I’m not arguing Obamacare significantly reduced healthcare inflation, just countering the argument that the system is exploding.
Well, it’s not exploding because the insured pool is getting riskier, which is what most commentators have focused on these last years. But the 26% invincibles level is making the system less and less sustainable over time. If it’s not sustainable, it’s not sustainable.
An explosion would see healthcare inflation spike, rather than remain in line with historical trends.
Disagree that an “explosion” would cause a spike in the private insured marketplace. The private insured marketplace is many times larger than the ACA marketplace, and its size therefore makes its inflation movements less volatile.

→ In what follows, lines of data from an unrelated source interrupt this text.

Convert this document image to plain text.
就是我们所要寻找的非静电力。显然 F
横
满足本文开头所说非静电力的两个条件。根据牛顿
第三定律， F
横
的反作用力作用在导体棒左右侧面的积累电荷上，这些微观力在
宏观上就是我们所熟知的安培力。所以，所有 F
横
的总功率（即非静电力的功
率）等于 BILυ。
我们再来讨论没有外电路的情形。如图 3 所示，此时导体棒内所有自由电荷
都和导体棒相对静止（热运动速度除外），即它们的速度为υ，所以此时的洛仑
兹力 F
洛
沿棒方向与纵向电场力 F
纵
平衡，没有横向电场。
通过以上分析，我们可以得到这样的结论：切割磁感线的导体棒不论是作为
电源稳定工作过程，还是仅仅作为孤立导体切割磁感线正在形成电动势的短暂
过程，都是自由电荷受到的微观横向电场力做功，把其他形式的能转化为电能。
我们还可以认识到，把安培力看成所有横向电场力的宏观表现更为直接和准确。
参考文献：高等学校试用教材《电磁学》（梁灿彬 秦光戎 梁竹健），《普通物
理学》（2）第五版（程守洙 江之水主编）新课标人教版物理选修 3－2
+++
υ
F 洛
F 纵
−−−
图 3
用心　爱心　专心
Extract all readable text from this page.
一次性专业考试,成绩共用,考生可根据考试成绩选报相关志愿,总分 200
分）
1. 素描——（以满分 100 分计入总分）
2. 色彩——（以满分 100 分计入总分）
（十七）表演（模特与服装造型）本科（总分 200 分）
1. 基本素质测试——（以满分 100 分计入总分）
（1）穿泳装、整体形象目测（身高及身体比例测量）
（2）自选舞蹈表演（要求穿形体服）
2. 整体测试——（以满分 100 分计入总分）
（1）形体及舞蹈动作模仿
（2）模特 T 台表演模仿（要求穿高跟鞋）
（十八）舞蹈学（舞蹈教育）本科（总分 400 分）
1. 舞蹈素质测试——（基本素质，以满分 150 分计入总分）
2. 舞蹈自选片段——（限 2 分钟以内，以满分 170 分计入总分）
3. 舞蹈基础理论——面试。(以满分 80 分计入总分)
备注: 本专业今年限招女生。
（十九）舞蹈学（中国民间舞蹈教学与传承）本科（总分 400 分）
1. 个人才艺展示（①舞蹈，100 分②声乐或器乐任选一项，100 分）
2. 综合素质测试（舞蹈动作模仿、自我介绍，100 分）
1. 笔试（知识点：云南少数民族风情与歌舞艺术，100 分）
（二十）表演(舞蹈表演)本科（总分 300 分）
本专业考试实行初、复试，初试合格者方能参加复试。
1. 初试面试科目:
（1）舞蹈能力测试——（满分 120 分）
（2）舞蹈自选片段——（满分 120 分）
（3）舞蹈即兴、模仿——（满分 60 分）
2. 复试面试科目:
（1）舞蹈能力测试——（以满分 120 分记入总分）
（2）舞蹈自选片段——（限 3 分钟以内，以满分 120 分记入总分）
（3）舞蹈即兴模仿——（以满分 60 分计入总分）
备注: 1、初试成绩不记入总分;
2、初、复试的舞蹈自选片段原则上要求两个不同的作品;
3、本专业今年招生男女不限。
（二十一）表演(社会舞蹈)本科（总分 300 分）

In this article I focused on the politics of healthcare, namely if they will become more favorable for Trump in the future. While it’s possible the ACA collapses on its own, most likely the status quo will continue. The political hurdles will remain, and circumstances will not force anyone’s hand (though the administration could try to push things by undermining the system).
I quite agree. I think the Democrats should be happy that after a century, they’ve established in the minds of the electorate that there needs to be AT LEAST a governmental alternative that gives us a de facto “universal care system. I would point out that if the ACA fails, they put that achievement at risk by demanding that its replacement take some sort of specific form (e.g., “single payer”).
It seems, sometimes, that the Democrats have a problem accepting the fact that they’ve succeeded at something. :-)
Calling “the people who actually pay those premiums unsubsidized” the “primary engine of job growth in the US” is overstated.
Point is that small business is, and has always been for decades, the engine of growth of the US economy.
"The Engine of Job Growth in America"
The President discusses jumpstarting small businesses in Nashua, New Hampshire. Today, President Obama held a town hall…
And small business startup is at a 40-year low:
U.S. startups near a 40-year low
New business creation in the U.S. (a fancy way of saying "startups") is at nearly a 40-year low. Only 452,835 firms…
Now, I’m too good of a statistician to state, and you’re too smart of a commentator to let me get away with, claiming that that correlation is causal. There are too many variables affecting the latter to make that assumption. But, there’s no question that since the former increases the startup costs on the latter, it’s a factor to at least some degree, if not a major one.